Я складывала вещи, свои и малютки Дары, и не верила, что это происходит на самом деле. Казалось, еще секунда, и жуткий кошмар закончится, я проснусь в теплой постели, пойду варить кашу для дочки, и жизнь потечет, как и раньше — нудно, но надежно и без особых виражей и экстрима.
Я не щипала себя, не била по щекам, чтобы очнуться, а просто встала у кроватки и взяла плачущую дочь на руки. Она сонно потянулась, вцепилась в волосы до резкой боли и уткнулась лбом в мою грудь. Грудь, что едва прикрывалась разорванной рубашкой.
Тонкий запах молочной каши и полного памперса ни с чем не перепутать. Это не сон. Все что со мной случилось — не сон.
Я на миг опустила нос в темные кудри Дары и затряслась от переполняющих меня эмоций. Не буду плакать, вот не буду! Ни за что! Я выберусь, смогу выпутаться ради нее.

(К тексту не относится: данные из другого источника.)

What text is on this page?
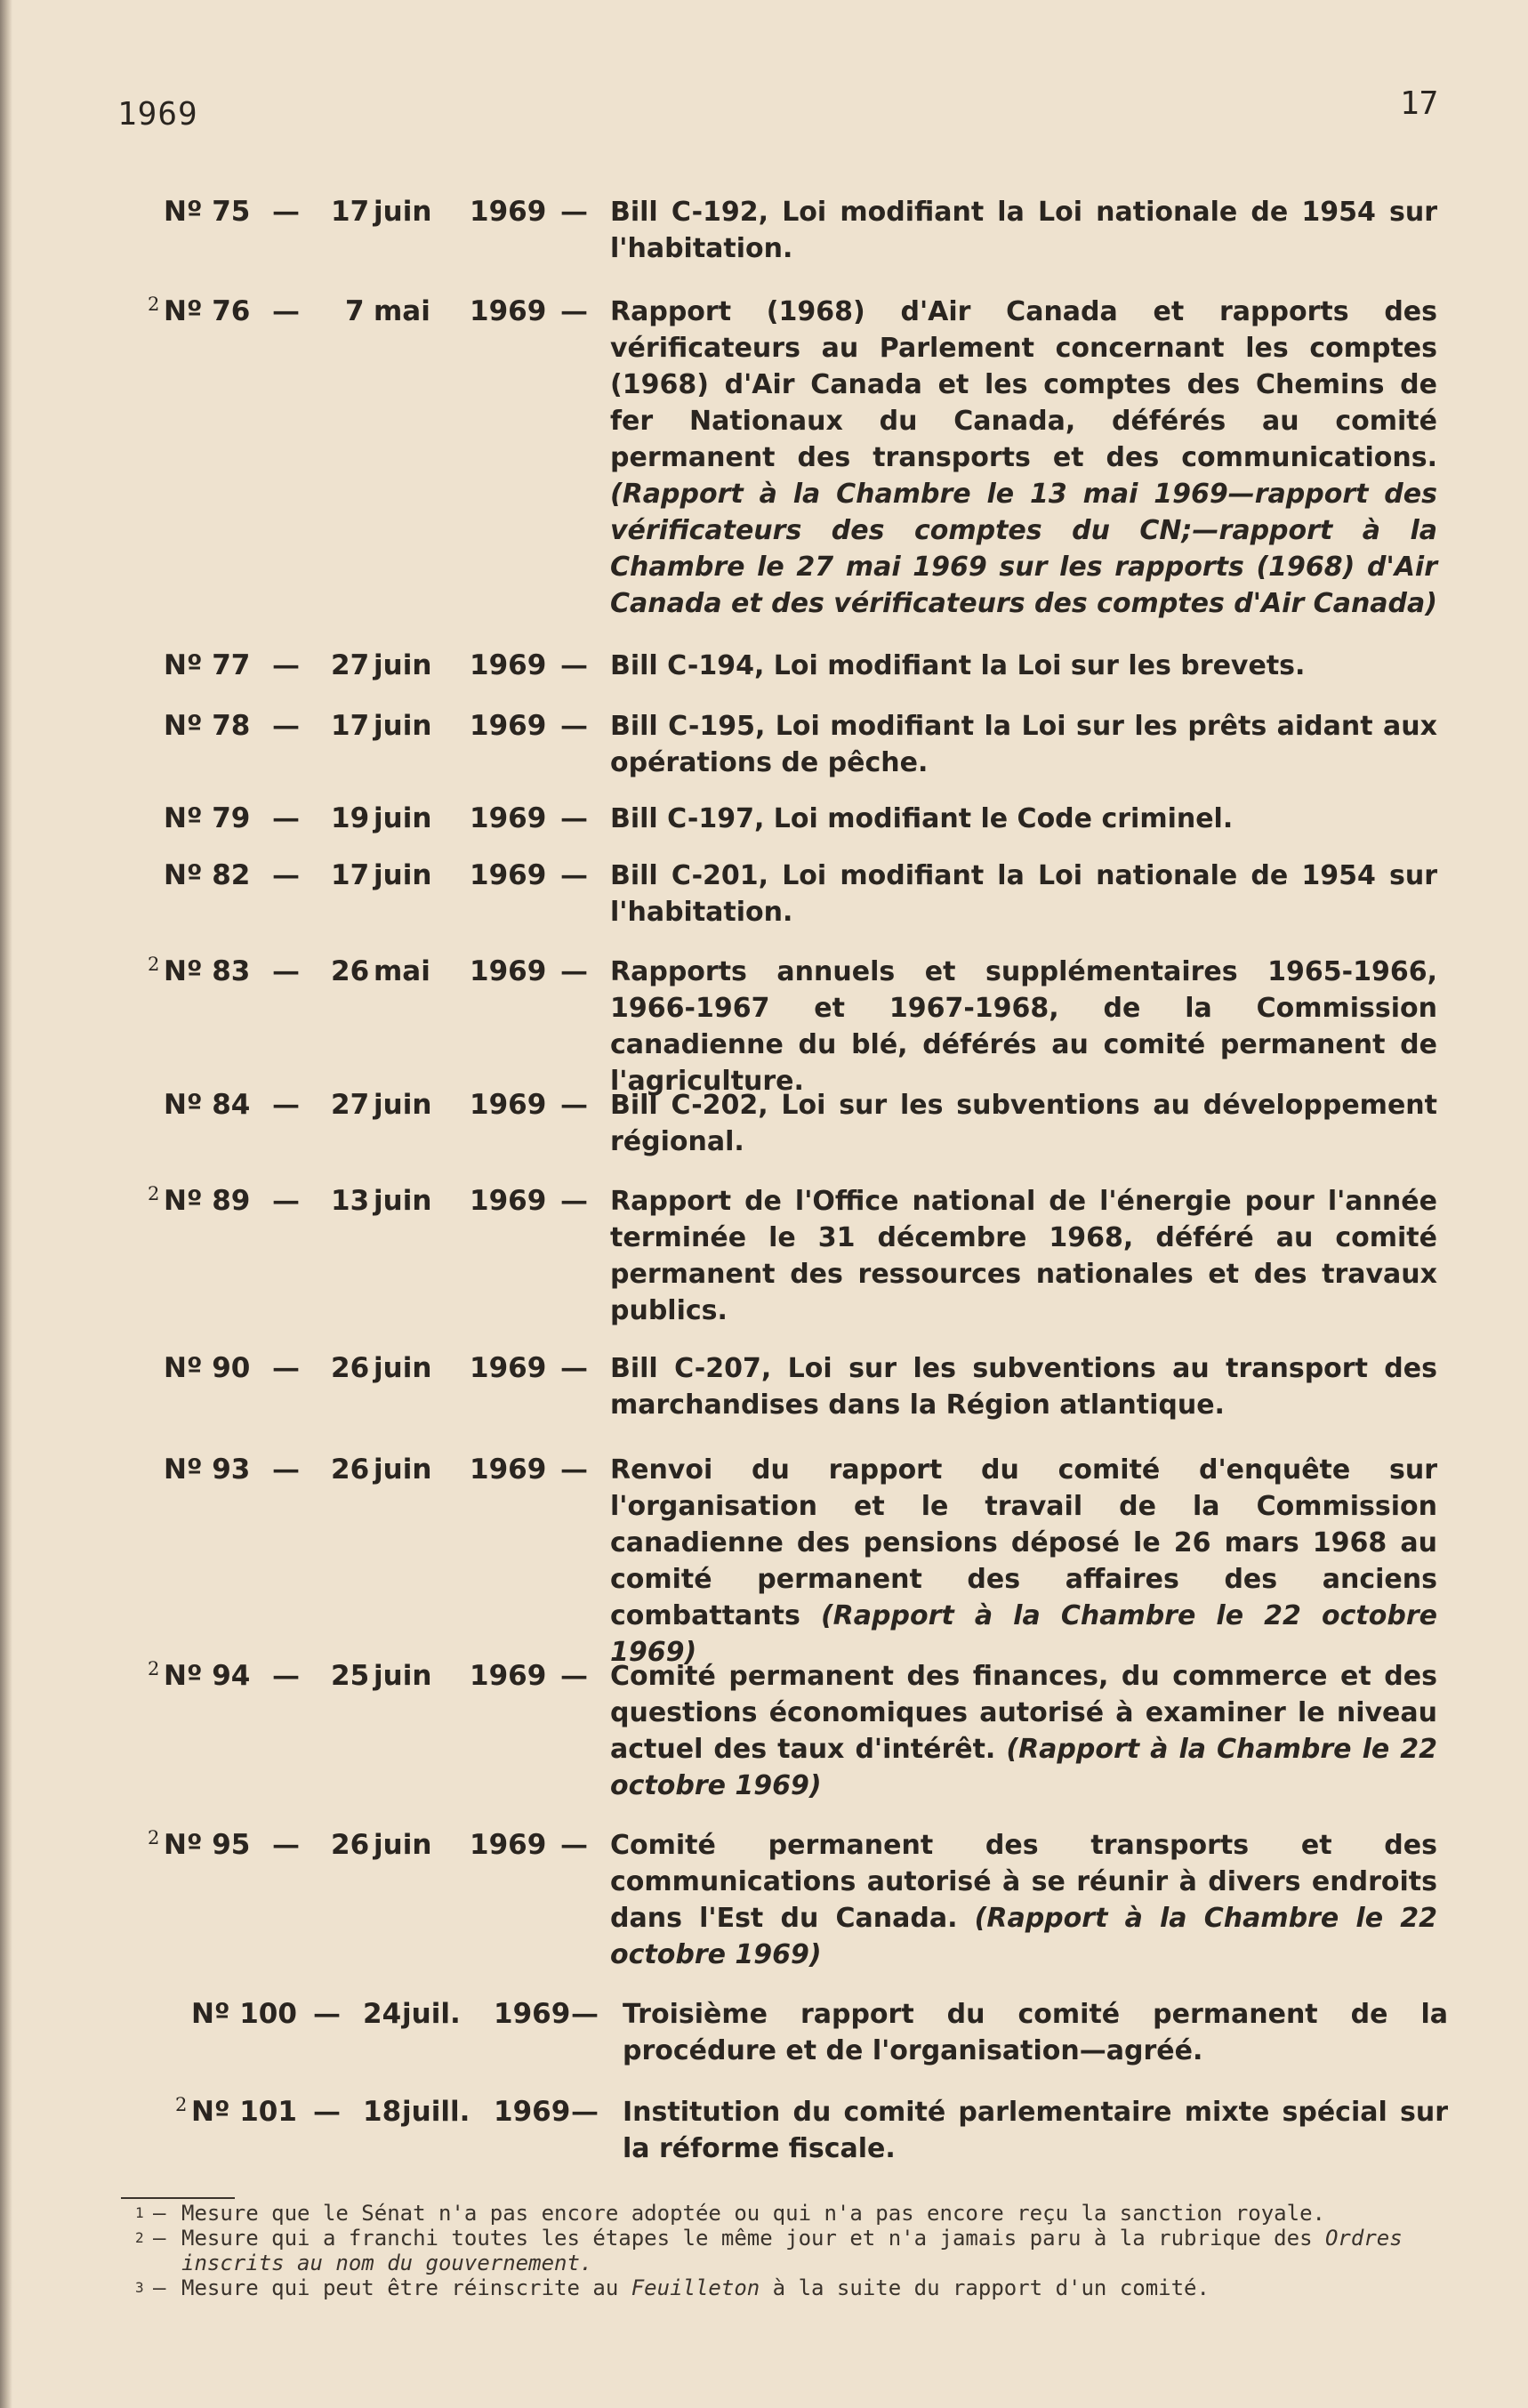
1969	17
Nº 75 — 17 juin 1969 — Bill C-192, Loi modifiant la Loi nationale de 1954 sur l'habitation.
2 Nº 76 — 7 mai 1969 — Rapport (1968) d'Air Canada et rapports des vérificateurs au Parlement concernant les comptes (1968) d'Air Canada et les comptes des Chemins de fer Nationaux du Canada, déférés au comité permanent des transports et des communications. (Rapport à la Chambre le 13 mai 1969—rapport des vérificateurs des comptes du CN;—rapport à la Chambre le 27 mai 1969 sur les rapports (1968) d'Air Canada et des vérificateurs des comptes d'Air Canada)
Nº 77 — 27 juin 1969 — Bill C-194, Loi modifiant la Loi sur les brevets.
Nº 78 — 17 juin 1969 — Bill C-195, Loi modifiant la Loi sur les prêts aidant aux opérations de pêche.
Nº 79 — 19 juin 1969 — Bill C-197, Loi modifiant le Code criminel.
Nº 82 — 17 juin 1969 — Bill C-201, Loi modifiant la Loi nationale de 1954 sur l'habitation.
2 Nº 83 — 26 mai 1969 — Rapports annuels et supplémentaires 1965-1966, 1966-1967 et 1967-1968, de la Commission canadienne du blé, déférés au comité permanent de l'agriculture.
Nº 84 — 27 juin 1969 — Bill C-202, Loi sur les subventions au développement régional.
2 Nº 89 — 13 juin 1969 — Rapport de l'Office national de l'énergie pour l'année terminée le 31 décembre 1968, déféré au comité permanent des ressources nationales et des travaux publics.
Nº 90 — 26 juin 1969 — Bill C-207, Loi sur les subventions au transport des marchandises dans la Région atlantique.
Nº 93 — 26 juin 1969 — Renvoi du rapport du comité d'enquête sur l'organisation et le travail de la Commission canadienne des pensions déposé le 26 mars 1968 au comité permanent des affaires des anciens combattants (Rapport à la Chambre le 22 octobre 1969)
2 Nº 94 — 25 juin 1969 — Comité permanent des finances, du commerce et des questions économiques autorisé à examiner le niveau actuel des taux d'intérêt. (Rapport à la Chambre le 22 octobre 1969)
2 Nº 95 — 26 juin 1969 — Comité permanent des transports et des communications autorisé à se réunir à divers endroits dans l'Est du Canada. (Rapport à la Chambre le 22 octobre 1969)
Nº 100 — 24 juil. 1969 — Troisième rapport du comité permanent de la procédure et de l'organisation—agréé.
2 Nº 101 — 18 juill. 1969 — Institution du comité parlementaire mixte spécial sur la réforme fiscale.
1 — Mesure que le Sénat n'a pas encore adoptée ou qui n'a pas encore reçu la sanction royale.
2 — Mesure qui a franchi toutes les étapes le même jour et n'a jamais paru à la rubrique des Ordres inscrits au nom du gouvernement.
3 — Mesure qui peut être réinscrite au Feuilleton à la suite du rapport d'un comité.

Ничего не случилось смертельного. Я жива. Могу идти, а значит, спасу дочь.
Стало горько. Только все наладилось, смогла вырваться из мерзких когтей изменника, и вот снова! Как это все пережить? Быть сильной я немыслимо устала.
Опустила малышку в кроватку, включила мобиль, он запиликал легкой детской музыкой со съехавшими нотами — батарейки сели, а новые купить я не успела.
Первое, что сделала, оделась сама. Эластичные темные брючки и гольф с длинным рукавом показались мне максимально удобными, чтобы бежать. А что придется бежать, сомнений не было.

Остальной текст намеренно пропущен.